Well, listen, we're sales trainers. And we're definitely not the right fit for everybody. But typically, when organizations begin to work with us, it's because one of two things is going on. Either they have a lot in their pipeline, but not enough is closing, and they've had a difficult time forecasting because although there is a lot in the pipeline, they're not sure how much of it is real. So, forecasting and budgeting are difficult, and it’s difficult to get things across the finish line. When other teams manage to get something into their pipeline, they tend to close it a good bit of the time … but they actually have a difficult time getting those opportunities into the pipeline in the first place. Which means there are revenue problems.
That’s a thirty-second commercial. It’s built around a couple of classic pains that people we work with pay us to make go away. Notice that I’ve summarized each of those pains and their impact concisely and that I’m not going into case-study mode. It’s just about what motivates organizations to work with us, not about the minutiae of an individual program we developed. It’s also not about when we were founded, what our values are, what awards we’ve won, or anything along those lines.

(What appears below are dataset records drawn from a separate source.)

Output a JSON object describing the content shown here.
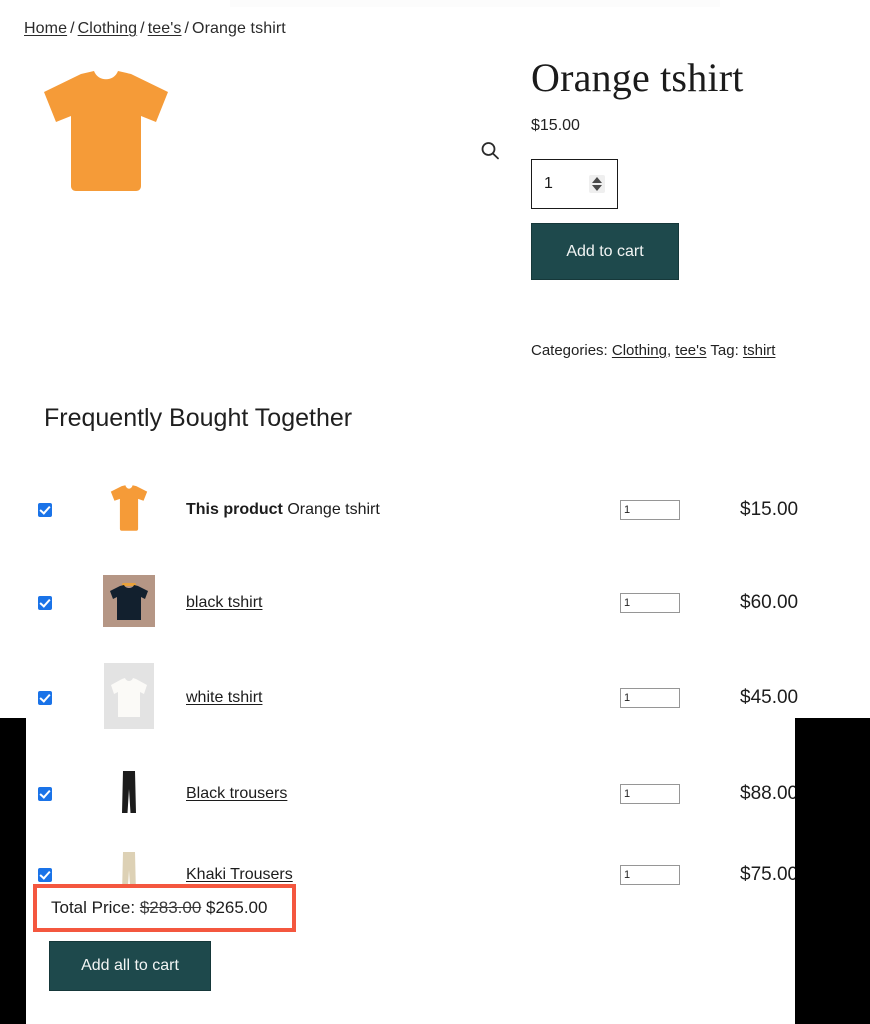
{
  "breadcrumb": {
    "items": [
      {
        "label": "Home",
        "link": true
      },
      {
        "label": "Clothing",
        "link": true
      },
      {
        "label": "tee's",
        "link": true
      },
      {
        "label": "Orange tshirt",
        "link": false
      }
    ],
    "separator": "/"
  },
  "gallery": {
    "zoom_icon": "search-icon",
    "main_image_alt": "Orange tshirt",
    "main_image_color": "#f59b38"
  },
  "summary": {
    "title": "Orange tshirt",
    "price": "$15.00",
    "quantity_value": "1",
    "add_to_cart_label": "Add to cart",
    "meta": {
      "categories_label": "Categories:",
      "categories": [
        "Clothing",
        "tee's"
      ],
      "tag_label": "Tag:",
      "tags": [
        "tshirt"
      ]
    }
  },
  "fbt": {
    "heading": "Frequently Bought Together",
    "rows": [
      {
        "checked": true,
        "this_product_label": "This product",
        "name": "Orange tshirt",
        "is_current": true,
        "qty": "1",
        "price": "$15.00",
        "thumb": "orange-tshirt"
      },
      {
        "checked": true,
        "this_product_label": "",
        "name": "black tshirt",
        "is_current": false,
        "qty": "1",
        "price": "$60.00",
        "thumb": "black-tshirt"
      },
      {
        "checked": true,
        "this_product_label": "",
        "name": "white tshirt",
        "is_current": false,
        "qty": "1",
        "price": "$45.00",
        "thumb": "white-tshirt"
      },
      {
        "checked": true,
        "this_product_label": "",
        "name": "Black trousers",
        "is_current": false,
        "qty": "1",
        "price": "$88.00",
        "thumb": "black-trousers"
      },
      {
        "checked": true,
        "this_product_label": "",
        "name": "Khaki Trousers",
        "is_current": false,
        "qty": "1",
        "price": "$75.00",
        "thumb": "khaki-trousers"
      }
    ],
    "total_label": "Total Price:",
    "total_original": "$283.00",
    "total_discounted": "$265.00",
    "add_all_label": "Add all to cart"
  },
  "colors": {
    "teal_button": "#1e494c",
    "checkbox_blue": "#1a73e8",
    "highlight_red": "#f4573f",
    "orange": "#f59b38"
  }
}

We want to take the time to design a thirty-second commercial that’s relevant to the person we’re talking to. Once we’ve delivered it, we’re going to ask a hook question – a question that makes it more likely for the prospective buyer to stop and think for a moment about whether it might make sense to have a conversation. Here’s an example of a good hook question:
"Now, I don't want to assume anything about your business. But you tell me - Is there anything there that might be worth a conversation when you're actually expecting my call?"
Touch all the bases! Touch them in the right order! Once you do, you may find that people are more open to talking to you than you’d imagined.

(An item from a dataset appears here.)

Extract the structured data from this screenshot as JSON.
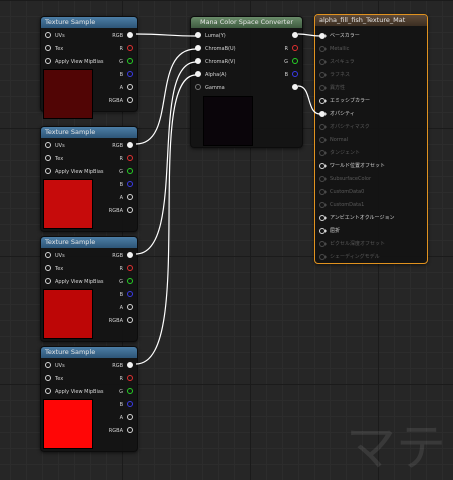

Phone Prospecting Mistake #5: Trying to sell during the prospecting call.
Everything I have shared with you here is relevant to the situation where we are trying to determine whether it makes sense to schedule time for a discovery call. We don’t want to make the mistake of transitioning into discovery mode on this call. That’s a great way to dilute our impact and squander our leverage. We just want to set the appointment, set the agenda for the next call, thank them for their time, and disengage. (Side note. The dynamic is very different if you’re trying to sell your product or service over the phone in a one-call close; that’s the subject of a different article.)
Phone Prospecting Mistake #6: Rushing the call.
We are professionals. We are not trying to wrap this up quickly. We are not trying to shoehorn in what we have to say before we get rejected. Never forget: We are peers. We take our time. If it turns out that there is no good reason to set up another discussion with this person, that’s okay. We can still ask for a referral. And if we do end up setting the appointment, mission accomplished! There are no bad outcomes here, and there’s no reason to rush anything.
Overcoming these six common mistakes typically takes practice, and support from an experienced third party, over an extended period of time.